Tom Chavez
Gregg and Al,
Black Lives Matter is not a “white global supremacist organization” as Al calls it. The cause of marches and demonstrations is not due to “facts are being distorted and spun to foment hate, racial activism riots, and extreme violence by political extremists.”
The current demonstrations are the result of a long history of oppression and discrimination. People who have been marginalized by double standards and injustice due to their ethnicity, religion or social position are demonstrating for the right to be treated equally by American institutions and agencies.
The problems have been going on a long time, from the time of slavery. The wealth gap began with slavery. White folks became rich by brutally exploiting black slave labor. That is an undistorted fact.
JIm Crow laws put in place after the Civil War kept black people impoverished and marginalized. Beginning in the 1920s systemic exclusion of black people from the U.S. housing market blocked them from one of the main engines of accumulating wealth in America.

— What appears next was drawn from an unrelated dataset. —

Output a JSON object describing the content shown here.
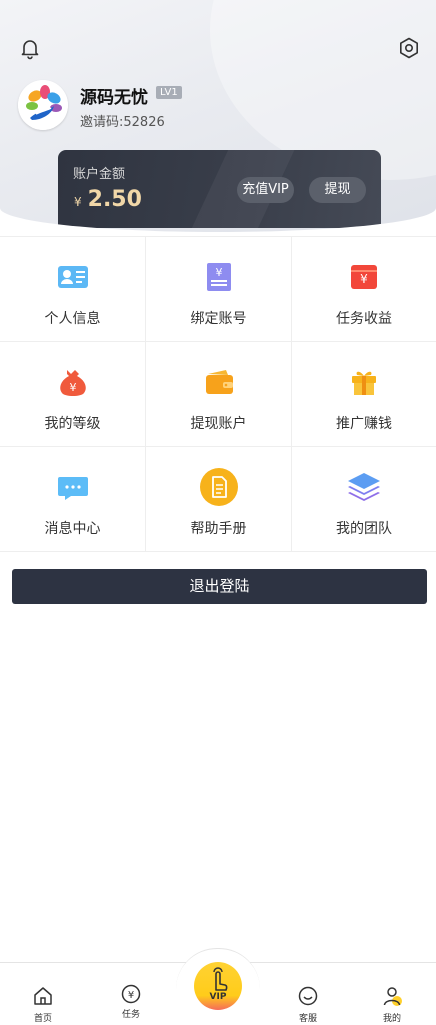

Restrictive covenants limited where black people could live. These covenants, combined with discriminatory credit policies, kept black people from building wealth. At the same time, government policies were put in place to assist whites to build wealth through housing.
In Minneapolis, where the current protests began after the death of George Floyd, white Americans first benefitted from the Homestead Act. White soldiers coming home from World War II were given cheap loans to buy homes in the surrounding suburbs. These neighborhoods were off limits to black people.
And the only prosperous black community in the city was razed to the ground to build a highway to St. Paul. White people accumulated wealth holdings through discriminatory public policy entitlements unaccessible to ‘others.’
When black people were able to develop their own businesses and neighborhoods, they faced bias and discrimination. One of the deadliest and most covered up acts of racial violence in our country occurred in the summer of 1921.
Blacks had built up families and businesses in the Greenwood section of Tulsa, Oklahoma. Thousands of white supremacists, including many who were deputized and given weapons by city officials, stormed their town, looted their businesses, torched their buildings, and murdered hundreds in cold blood.
Photo shows the aftermath of the white mobs that attacked black residents and businesses of the Greenwood District in Tulsa, Oklahoma. Bettmann Archive/Getty
According to the Oklahoma Commission to Study the Tulsa Race Riot, 11,000 black citizens lived in Tulsa at the time, most in the Greenwood section. About 300 were killed, and over 8,000 lost their homes. Guardsmen imprisoned hundreds of black citizens and held 6,000 people in a temporary detention.
Not a single white person who partook in this mass murder has ever been arrested, prosecuted or held legally responsible for the horror they inflicted.
So, in addition to slavery, white people have also committed genocide against black Americans. This would be horrible enough if it only happened once. But white supremacists got away with brutality, destruction, and murder again when they burned down the entire town of Rosewood Florida in 1923.
Such incidents were kept out of U.S. history textbooks until the 1990s. White people have controlled our history books and conversations. As students we never heard about the Tulsa Massacre or similar incidents. We never heard about hundreds and thousands of extra-judicial lynchings and other injustices.
Such history was totally swept under the national rug and hidden from the general public for years until eye-witness accounts surfaced and were added to the public domain. White supremacy has skewed the narrative of our nation’s past to unjustly favor and prioritize one group of people over another.
This is what the demonstrations are about. It is not a conspiracy “by global political puppet masters to destroy the American Dream,” as Al calls it.
People want to change the institutions to eliminate systemic prejudice and injustice. There are smart judicious ways to do that. With a little intelligence and good will, we can improve society. It is an effort to actualize and make real the American Dream for everyone, and not just for one group or another.